Monday, July 7, 2008

Recruiting citizen reporters

One of the ways this blog can be most effective is if we can get citizen/reporters to attend each of the important municipal meetings which happen every month, and report back to us, through the blog, what happened.

If your civic duty gnawing at your conscience, this is a great way to learn about city government, and help your neighbors and fellow Middletown residents.

The only way to ensure that government is doing what it's supposed to do, is to have eyes and ears trained on it at all times. Don't take this as a general dismissal of the good work done by most of our public servants, but you can take it as a dose of healthy skepticism by someone who has seen isolated public servants do the worse when they think no one is watching.

It's actually a relatively easy assignment, although sometimes these meetings are godawful boring, particularly when commission members feel they need to poster with obtuse and repetitive speeches just because they enjoy the sounds of their own voices.

If you volunteered, you would have to commit to a couple of hours a month (or if you teamed with someone else, a couple hours every other month). You would attend the meeting, and take notes about the decisions that are made, and if you are ambitious, you might even report on what is said by the general public and commission members on certain topics.
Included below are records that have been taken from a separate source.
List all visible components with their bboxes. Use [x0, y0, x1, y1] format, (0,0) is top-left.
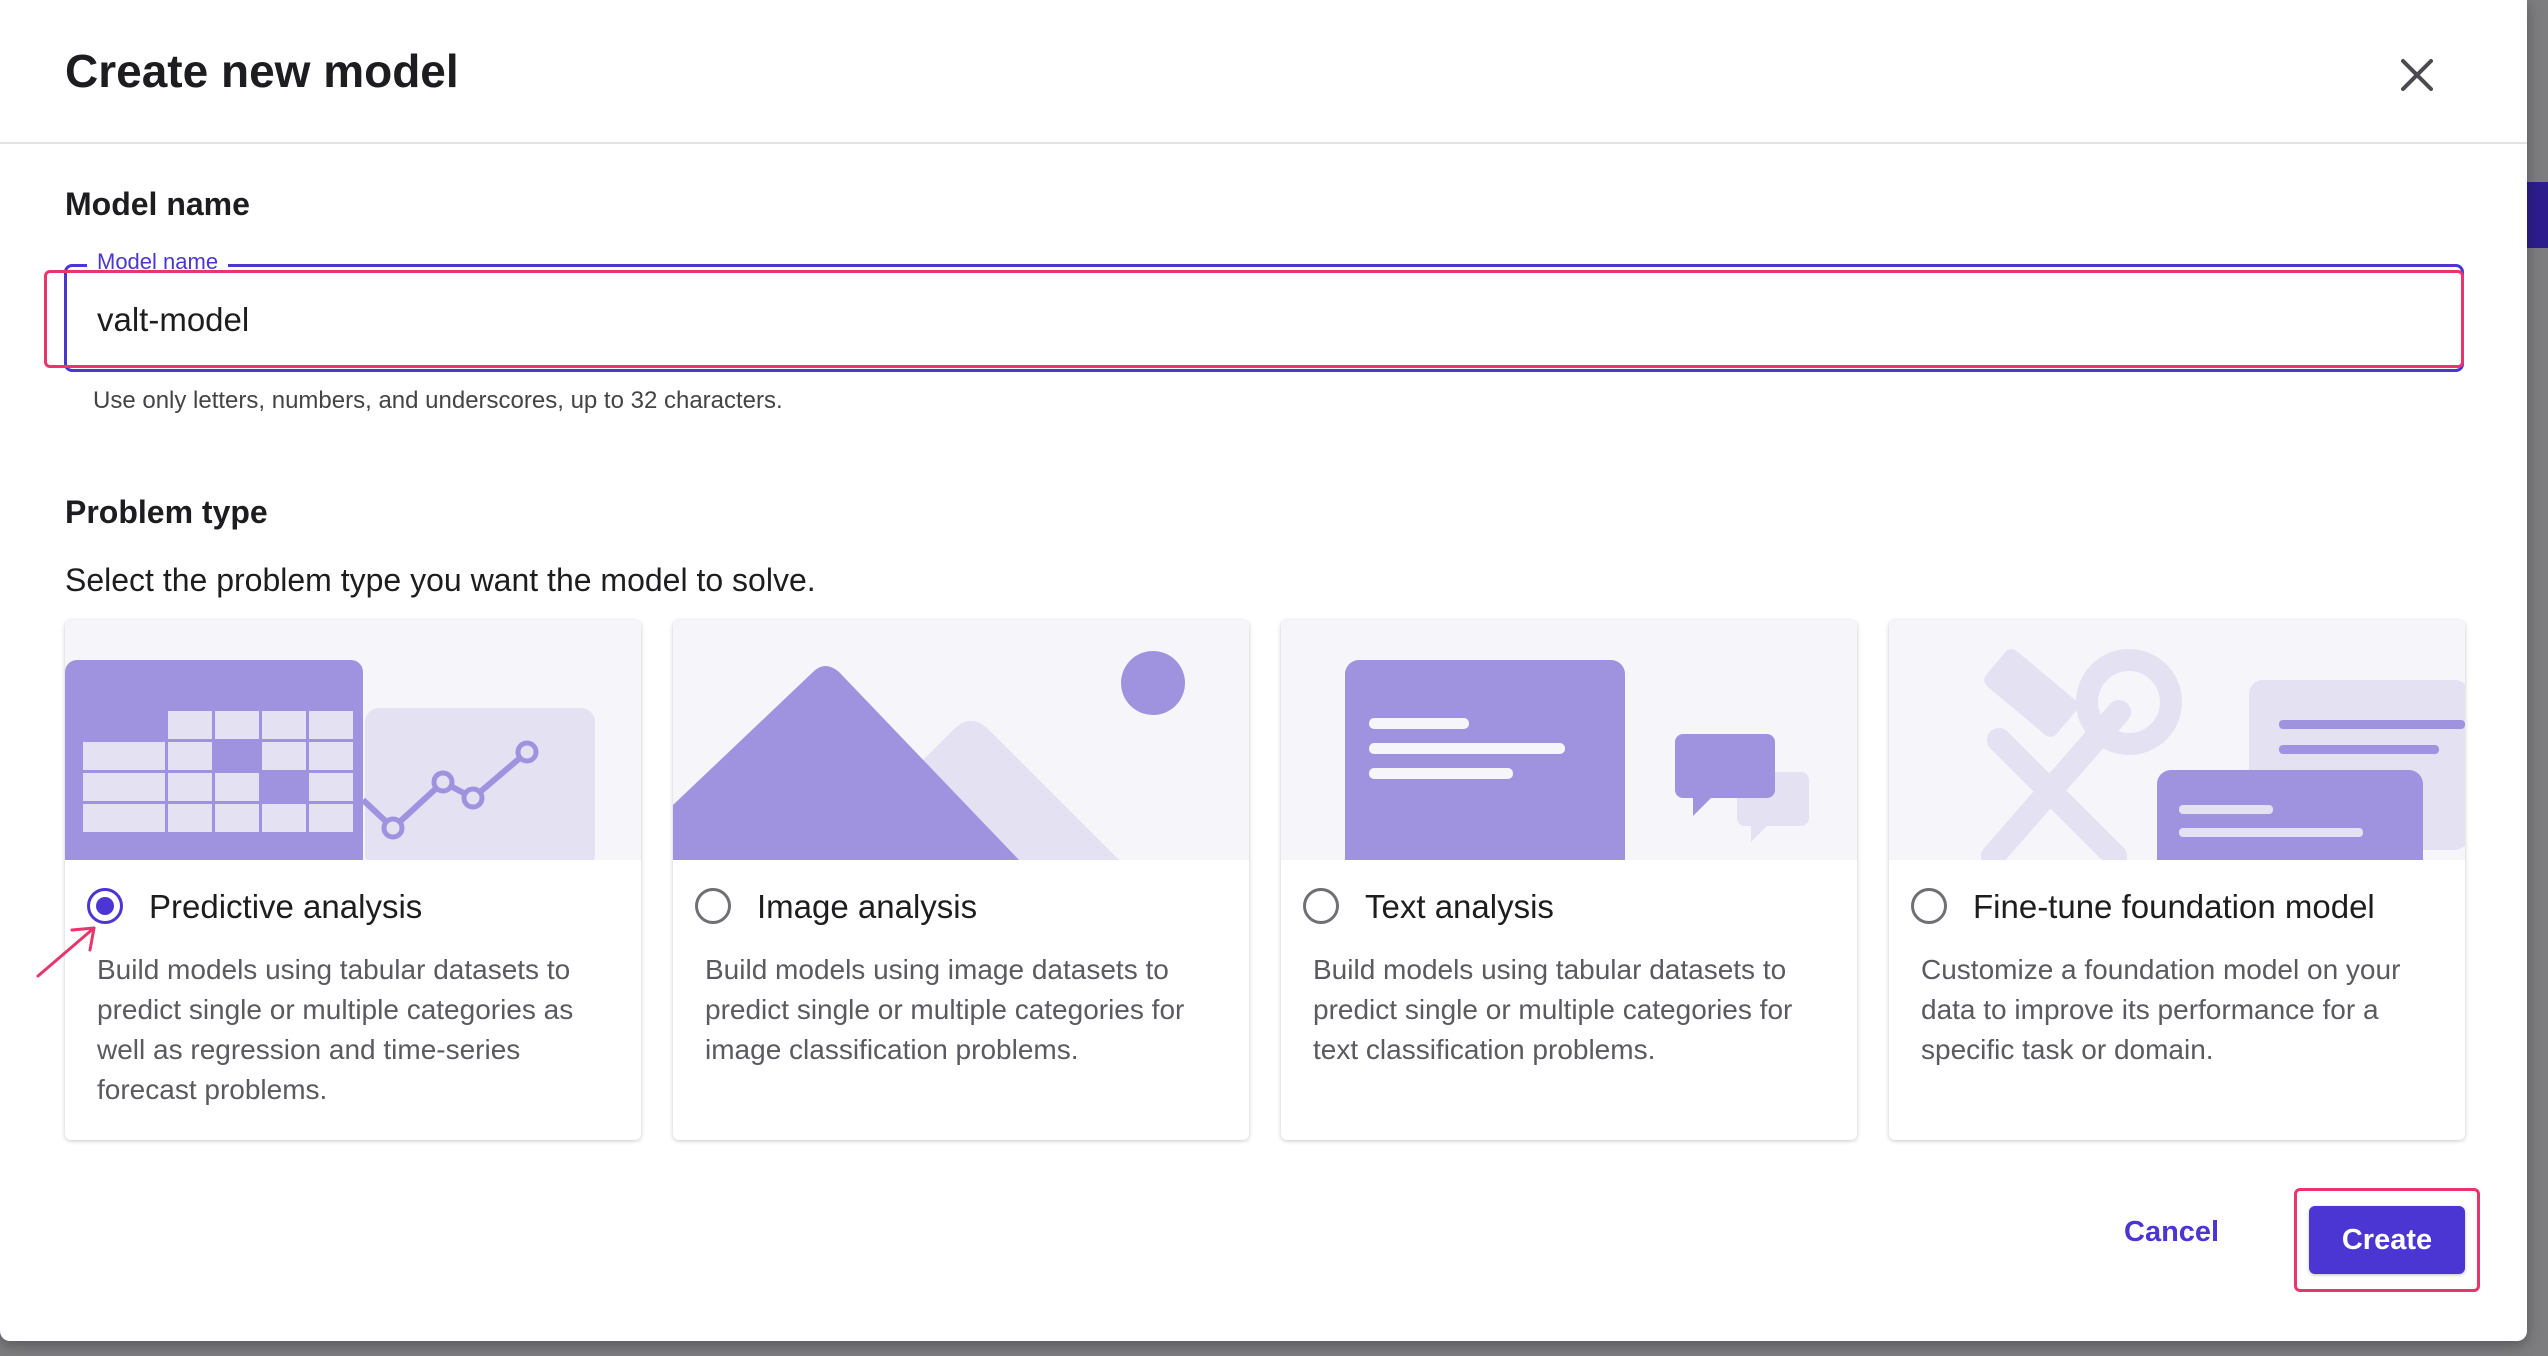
model-name-helper-text: Use only letters, numbers, and underscor…	[93, 387, 783, 414]
predictive-analysis-label: Predictive analysis	[149, 888, 423, 925]
text-analysis-radio[interactable]	[1303, 888, 1339, 924]
text-analysis-description: Build models using tabular datasets to p…	[1313, 954, 1793, 1065]
dialog-header: Create new model	[0, 0, 2527, 144]
image-analysis-radio[interactable]	[695, 888, 731, 924]
predictive-analysis-description: Build models using tabular datasets to p…	[97, 954, 574, 1105]
fine-tune-radio[interactable]	[1911, 888, 1947, 924]
highlight-annotation-input	[44, 270, 2464, 368]
annotation-arrow	[34, 920, 104, 985]
image-analysis-description: Build models using image datasets to pre…	[705, 954, 1185, 1065]
cancel-button[interactable]: Cancel	[2124, 1216, 2219, 1249]
dialog-title: Create new model	[65, 45, 459, 97]
fine-tune-description: Customize a foundation model on your dat…	[1921, 954, 2401, 1065]
highlight-annotation-create	[2294, 1188, 2480, 1292]
create-model-dialog: Create new model Model name Model name U…	[0, 0, 2527, 1341]
fine-tune-label: Fine-tune foundation model	[1973, 888, 2375, 925]
card-fine-tune-foundation-model[interactable]: Fine-tune foundation model Customize a f…	[1889, 620, 2465, 1140]
card-predictive-analysis[interactable]: Predictive analysis Build models using t…	[65, 620, 641, 1140]
image-analysis-label: Image analysis	[757, 888, 978, 925]
text-analysis-label: Text analysis	[1365, 888, 1554, 925]
predictive-analysis-radio[interactable]	[87, 888, 123, 924]
close-icon	[2401, 59, 2433, 91]
problem-type-subtitle: Select the problem type you want the mod…	[65, 562, 816, 598]
model-name-heading: Model name	[65, 186, 250, 222]
close-button[interactable]	[2392, 50, 2442, 100]
text-analysis-illustration	[1281, 620, 1857, 860]
predictive-analysis-illustration	[65, 620, 641, 860]
card-text-analysis[interactable]: Text analysis Build models using tabular…	[1281, 620, 1857, 1140]
problem-type-heading: Problem type	[65, 494, 268, 530]
image-analysis-illustration	[673, 620, 1249, 860]
card-image-analysis[interactable]: Image analysis Build models using image …	[673, 620, 1249, 1140]
fine-tune-illustration	[1889, 620, 2465, 860]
Then you would write a few paragraphs (preferably the same evening, but at least by the next day), that would give us the lowdown on the meeting. And if you have a digital camera, even the most pedestrian of meeting photos is helpful.

One of the great things about attending the same meeting every month is that you begin to know the commission members, who is active, who not, and to understand the issues that come before that commission. And we as blog readers get the advantage of that consistent knowledge.
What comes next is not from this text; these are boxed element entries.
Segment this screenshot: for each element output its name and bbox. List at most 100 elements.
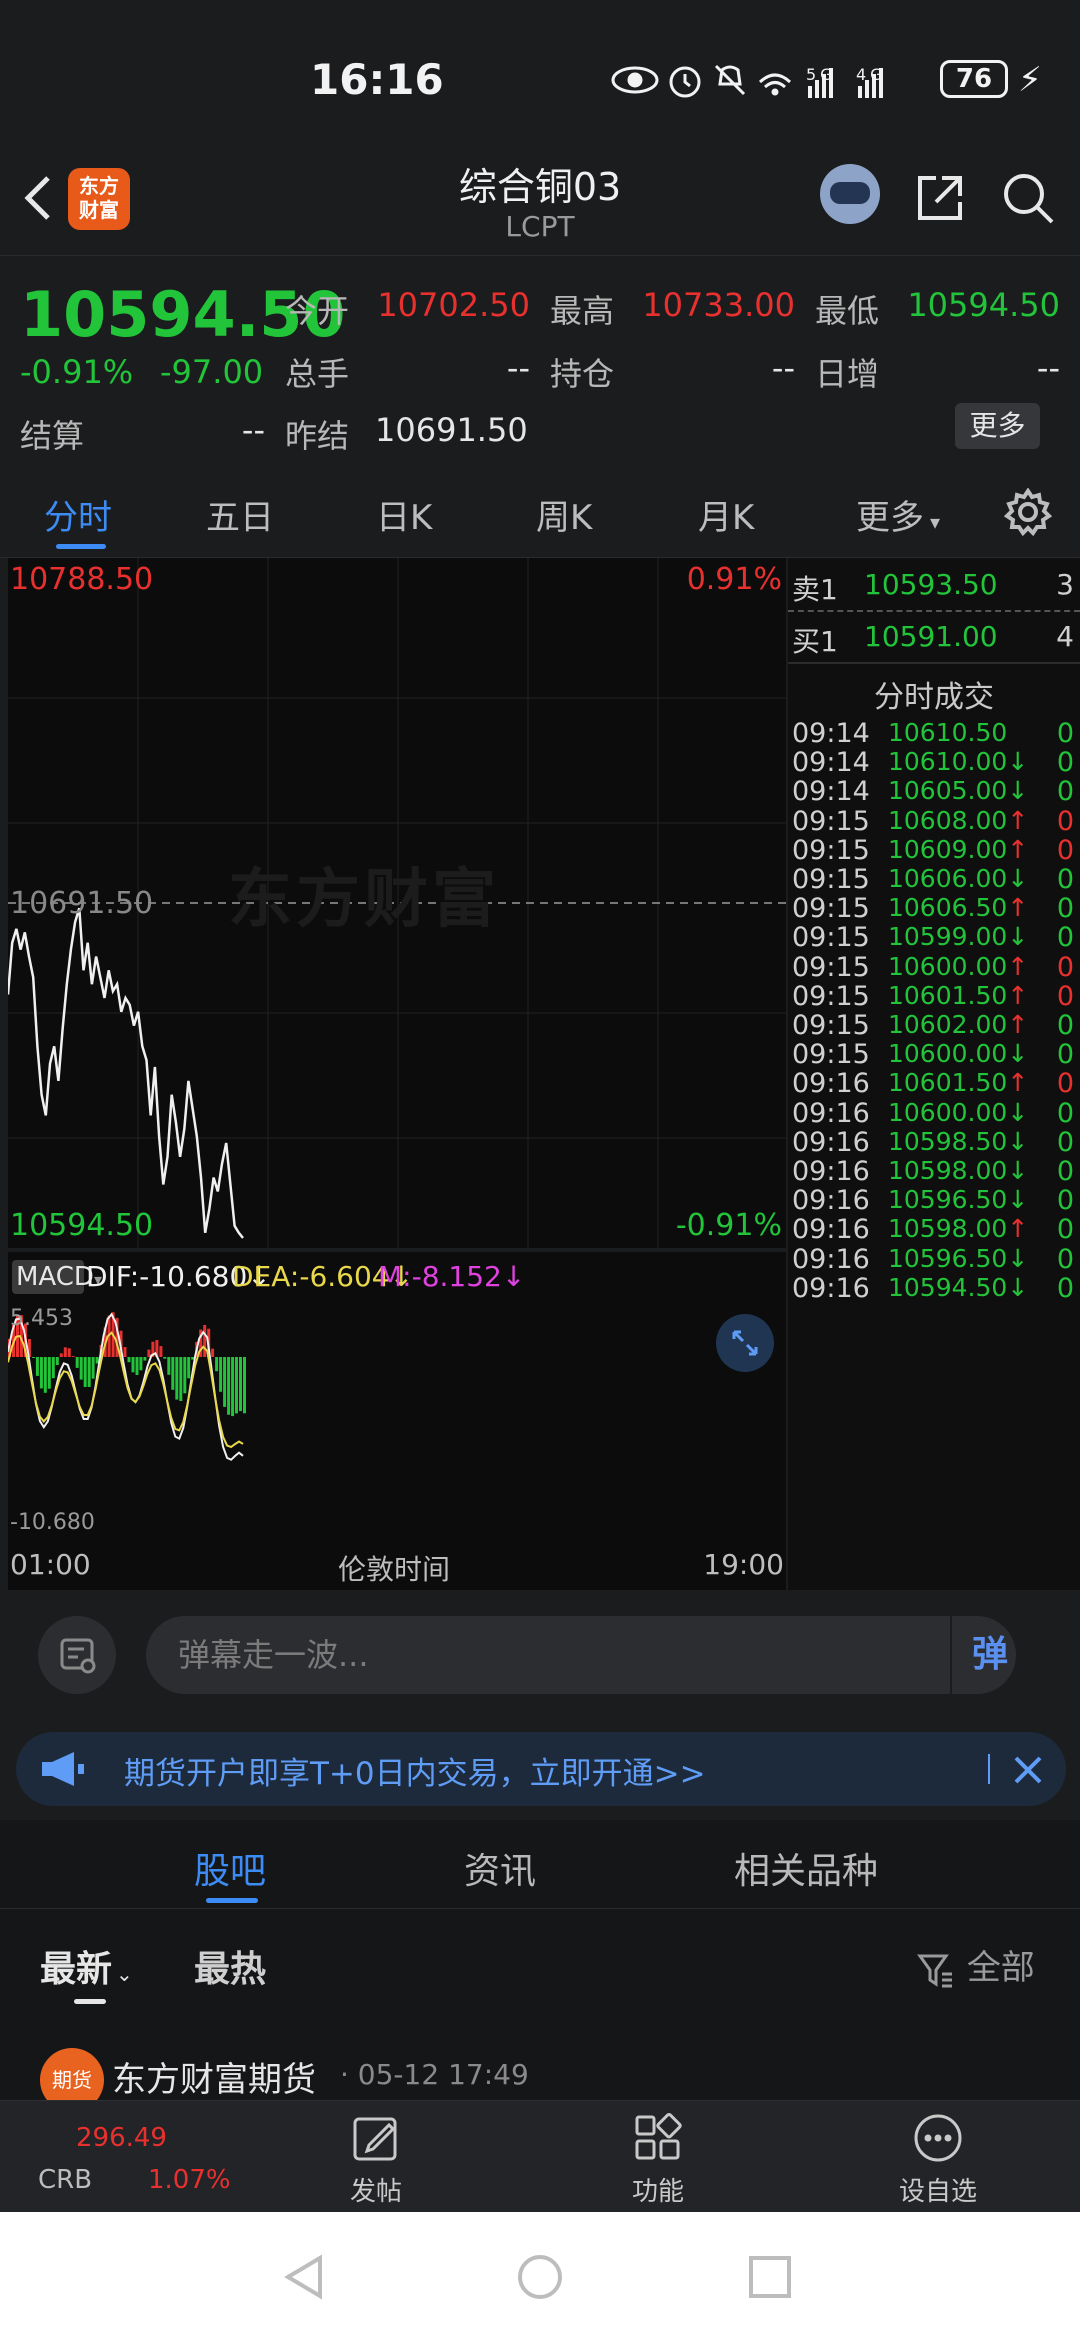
trade-time: 09:15 <box>792 805 870 837</box>
ask-volume: 3 <box>1056 568 1074 601</box>
close-icon[interactable] <box>1006 1740 1050 1807</box>
trade-price: 10594.50↓ <box>888 1272 1029 1302</box>
page-subtitle: LCPT <box>505 210 575 243</box>
assistant-robot-icon[interactable] <box>820 164 880 224</box>
trade-volume: 0 <box>1056 805 1074 837</box>
trade-direction: ↑ <box>1007 951 1029 981</box>
nav-post[interactable]: 发帖 <box>306 2113 446 2208</box>
trade-direction: ↑ <box>1007 805 1029 835</box>
trade-direction: ↓ <box>1007 1039 1029 1069</box>
promo-banner[interactable]: 期货开户即享T+0日内交易，立即开通>> <box>16 1732 1066 1806</box>
trade-volume: 0 <box>1056 1068 1074 1100</box>
trade-volume: 0 <box>1056 922 1074 954</box>
search-icon[interactable] <box>1000 170 1056 226</box>
crb-name[interactable]: CRB <box>38 2165 92 2195</box>
trade-price: 10610.50 <box>888 718 1008 747</box>
tab-related[interactable]: 相关品种 <box>734 1842 878 1894</box>
trades-title: 分时成交 <box>874 680 994 715</box>
trade-row: 09:16 10594.50↓ 0 <box>788 1273 1080 1317</box>
ask-price: 10593.50 <box>864 568 998 601</box>
intraday-chart[interactable]: 东方财富 10788.50 0.91% 10691.50 10594.50 -0… <box>8 558 786 1248</box>
trade-time: 09:15 <box>792 864 870 895</box>
tab-weekly-k[interactable]: 周K <box>536 490 592 539</box>
trade-volume: 0 <box>1056 1243 1074 1275</box>
high-value: 10733.00 <box>642 286 795 324</box>
time-end: 19:00 <box>703 1548 784 1581</box>
trade-direction: ↓ <box>1007 1097 1029 1127</box>
tab-news[interactable]: 资讯 <box>464 1842 536 1894</box>
trade-time: 09:16 <box>792 1185 870 1217</box>
trade-direction: ↓ <box>1007 1126 1029 1156</box>
trade-price: 10596.50↓ <box>888 1185 1029 1215</box>
bid-volume: 4 <box>1056 620 1074 653</box>
expand-icon[interactable] <box>716 1314 774 1372</box>
system-nav-bar <box>0 2212 1080 2340</box>
tab-more[interactable]: 更多 ▾ <box>856 490 940 539</box>
trade-volume: 0 <box>1056 1039 1074 1071</box>
settle-label: 结算 <box>20 417 85 455</box>
macd-bar <box>203 1325 207 1357</box>
tab-daily-k[interactable]: 日K <box>376 490 432 539</box>
system-home-icon[interactable] <box>515 2252 565 2306</box>
bid-label: 买1 <box>792 625 838 658</box>
trade-price: 10606.00↓ <box>888 864 1029 893</box>
post-author[interactable]: 东方财富期货 <box>112 2052 316 2101</box>
filter-button[interactable]: 全部 <box>916 1940 1035 1990</box>
tab-forum[interactable]: 股吧 <box>194 1842 266 1894</box>
macd-bar <box>31 1357 35 1358</box>
danmu-input[interactable]: 弹幕走一波... <box>146 1616 1016 1694</box>
more-button[interactable]: 更多 <box>955 403 1040 449</box>
trade-direction: ↑ <box>1007 1068 1029 1098</box>
system-recents-icon[interactable] <box>745 2252 795 2306</box>
nav-post-label: 发帖 <box>349 2177 402 2207</box>
settings-gear-icon[interactable] <box>1003 487 1053 537</box>
macd-bar <box>67 1348 71 1357</box>
chevron-down-icon: ▾ <box>930 510 941 534</box>
post-time: · 05-12 17:49 <box>340 2058 529 2091</box>
share-icon[interactable] <box>912 170 968 226</box>
trade-time: 09:16 <box>792 1243 870 1275</box>
message-settings-icon[interactable] <box>38 1616 116 1694</box>
sort-hottest[interactable]: 最热 <box>194 1940 266 1992</box>
tab-five-day[interactable]: 五日 <box>206 490 274 539</box>
status-bar: 16:16 5G 4G 76 ⚡ <box>0 0 1080 150</box>
chart-tabs: 分时 五日 日K 周K 月K 更多 ▾ <box>0 468 1080 558</box>
macd-bar <box>183 1357 187 1394</box>
back-arrow-icon[interactable] <box>18 168 68 228</box>
forum-tabs-divider <box>0 1908 1080 1909</box>
macd-bar <box>219 1357 223 1392</box>
trade-direction: ↑ <box>1007 1010 1029 1039</box>
macd-bar <box>163 1357 167 1359</box>
trade-direction: ↑ <box>1007 1214 1029 1244</box>
macd-label: MACD <box>16 1262 94 1292</box>
trade-direction: ↓ <box>1007 747 1029 777</box>
macd-bar <box>87 1357 91 1387</box>
nav-functions-label: 功能 <box>631 2177 684 2207</box>
macd-bar <box>59 1353 63 1357</box>
tab-monthly-k[interactable]: 月K <box>698 490 754 539</box>
nav-watchlist[interactable]: 设自选 <box>868 2113 1008 2208</box>
macd-chart[interactable]: 5.453 -10.680 <box>8 1302 786 1542</box>
trade-time: 09:15 <box>792 1010 870 1041</box>
time-axis: 01:00 伦敦时间 19:00 <box>8 1542 786 1590</box>
system-back-icon[interactable] <box>280 2252 330 2306</box>
macd-bar <box>243 1357 246 1414</box>
trades-list[interactable]: 09:14 10610.50 0 09:14 10610.00↓ 0 09:14 10605.… <box>788 718 1080 1590</box>
nav-functions[interactable]: 功能 <box>588 2113 728 2208</box>
book-divider <box>788 610 1080 612</box>
sort-newest[interactable]: 最新 ⌄ <box>40 1940 133 1992</box>
tab-intraday[interactable]: 分时 <box>44 490 112 539</box>
macd-m: M:-8.152↓ <box>378 1260 526 1293</box>
danmu-toggle-button[interactable]: 弹 <box>972 1616 1040 1694</box>
trade-price: 10608.00↑ <box>888 805 1029 835</box>
macd-selector[interactable]: MACD▾ <box>12 1260 102 1294</box>
trade-time: 09:16 <box>792 1097 870 1129</box>
macd-bar <box>71 1356 75 1357</box>
tab-underline <box>56 544 106 549</box>
macd-header: MACD▾ DIF:-10.680↓ DEA:-6.604↓ M:-8.152↓ <box>8 1252 786 1302</box>
macd-bar <box>211 1348 215 1357</box>
trade-time: 09:14 <box>792 747 870 779</box>
banner-text: 期货开户即享T+0日内交易，立即开通>> <box>124 1756 706 1792</box>
macd-bar <box>127 1357 131 1363</box>
open-label: 今开 <box>285 292 350 330</box>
This week there are a few meetings of note (and several others not noted here):

Common Council Meeting, 7 pm, Monday July 7, Council Chambers (this one is also televised on the Comcast Educational Access Channel) Of note tonight will be the discussion of whether to provide a loan for an exploratory committee to ornamentally light the Arrigoni Bridge (for which, apparently, there are federal funds available). The rest of the agenda is available here.

Board of Education, 7 pm, Tuesday July 8, Board of Ed Building
Meeting agenda to be posted here.

Wednesday July 9 is busy with these meetings listed:
Preservation and Design Review, 5:30 pm, Room 208, City Hall
Public Works, 5:00 pm, Public Works office
Resource Recycling, 7 pm, Russell Library
Planning and Zoning, 7 pm, Council Chambers (meeting agenda to be posted here)

Conservation Commission, Thursday July 10, Room 208, City Hall (agenda here)

Hope you take this invitation to participate seriously. We could use your help. If you're interested, email me

Before I end this blog, allow me to step on my soap box for a moment.

The effort to inform Middletown residents of meetings, agendas and meeting minutes is shameful in this day and age. Just to assemble the above list, I had to click on several websites (departments are allowed to have their own sites), each of which uses a different format for listing the information. There is no consistency, no order, and in the case of meeting minutes, no sense of urgency.

It is entirely possible to remedy the situation, and I'd suggest the following:

- Redesign the website so the monthly meeting calendar is featured prominently on the home page.
- Design the meeting calendar so access to meeting agendas and minutes are available in a single mouse click
- Make all town websites adhere to a consistent format
- Make all public documents appropriate to the meeting and resolutions up for discussion (letters, charts, statutes, graphs,) available as PDF documents on line
- Have meeting minutes available on line prior to the following meeting
- Televise all public meeting
- Archive all video/audio recordings of meetings so they are available online immediately following the meeting

Ed McKeon is a writer and filmmaker who lives in the Village District.